GERMANY - Hamburg has created a new €1.33bn fund to meet pension obligations from 10,000 people employed at five institutions owned by the German city-state.
Hamburg's finance ministry said the creation of the pension fund was necessary as the five institutions did not set aside enough reserves to meet the obligations.
"There was a vague expectation that the pensions (for the employees) could be paid by higher revenues at the institutions," noted Wolfgang Peiner, Hamburg's finance minister. "It didn't happen, and now something has to be done."

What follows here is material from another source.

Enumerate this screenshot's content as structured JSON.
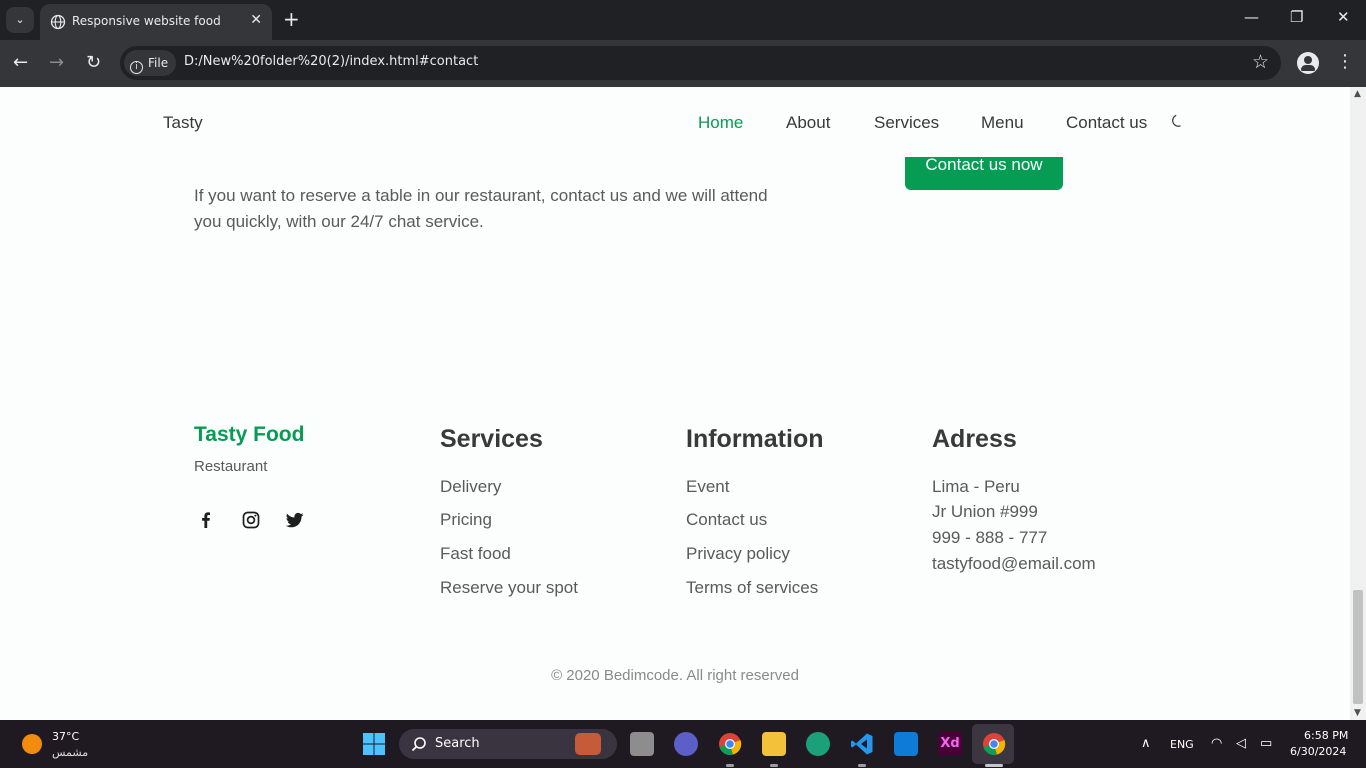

The institutions are LBK Immobilien, a real estate firm, a cemetery operator, a health clinic, a firm for care of the elderly and an institution for university students.
To create the fund, called HVF, Hamburg is transferring €1.05bn worth of assets from LBK Immobilien and HSH Nordbank, a German Landesbank in which it has a majority stake. The city is also providing a cash injection equalling €324m which stems from a tax surplus last year.
The €324m in cash will be used to meet the pension obligations until the end of 2008. From 2009, dividends from the €1.05bn in assets are to be used to meet the obligations, though the city will have to provide another €20m in cash.
Peiner said that by creating HVF, the city government had found a "solid financial solution to the steep pension obligations from the employees."
To pay the pensions of its civil servants, the city of Hamburg also spends nearly €1bn each year. Like seven other German states, it has formed a pension fund for these obligations.